Interpol Warns of Rise in Investment Scams Targeting Dating App Users

With opportunities for meeting potential partners now limited due to the COVID-19 pandemic and many people isolated due to lockdown measures, use of dating apps has soared. Dating apps have long provided scammers with opportunities for fraud and romance scams are rife. However, there have been increasing numbers of dating app users targeted with a new investment scam in recent weeks, prompting Interpol to issue a Purple Notice about the scam.

As with many other dating app scams, the attackers first make contact with users, chat and build up a rapport, and when contact with the potential victim is regular and a certain degree of trust is established, the scammers convince their targets to take part in an investment opportunity.

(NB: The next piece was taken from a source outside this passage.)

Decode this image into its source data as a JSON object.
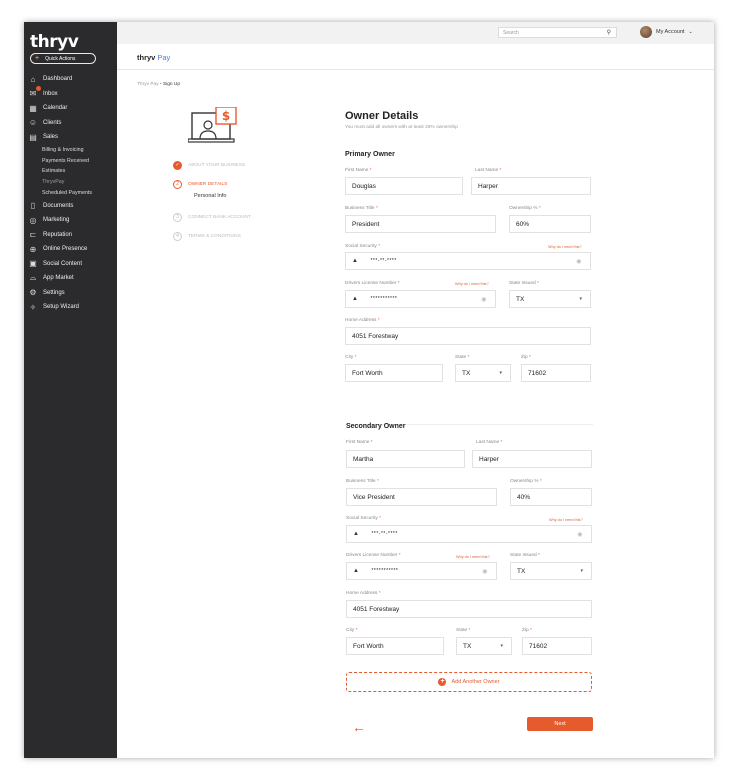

They are convinced to download an investment app or create investment accounts on websites and deposit funds. While the investment apps appear very similar to the genuine apps they mimic, they are under the control of the scammers. The domain names used to distribute the apps closely resemble genuine investment websites and screenshots are often provided to encourage users to take part in the investment scheme which are realistic and believable.

Once funds are deposited, users can track their investments and see large increases from their initial investment in a short space of time. The aim is to encourage the user to deposit larger sums. Victims are encouraged to purchase cryptocurrencies, stocks and bonds, and binary options, and are made to believe they will easily be able to achieve Gold or VIP status. The scammers also pose as customer service agents and offer help choosing the right products. Once a certain amount of money has been deposited, all contact suddenly stops and the dating app users find themselves locked out of their investment accounts.

The Purple Notice has been sent to 194 countries to raise awareness of the scam with dating app users and to encourage them to be vigilant when using the apps. Interpol said the losses to these scams can be considerable, with some victims defrauded out of more than $100,000.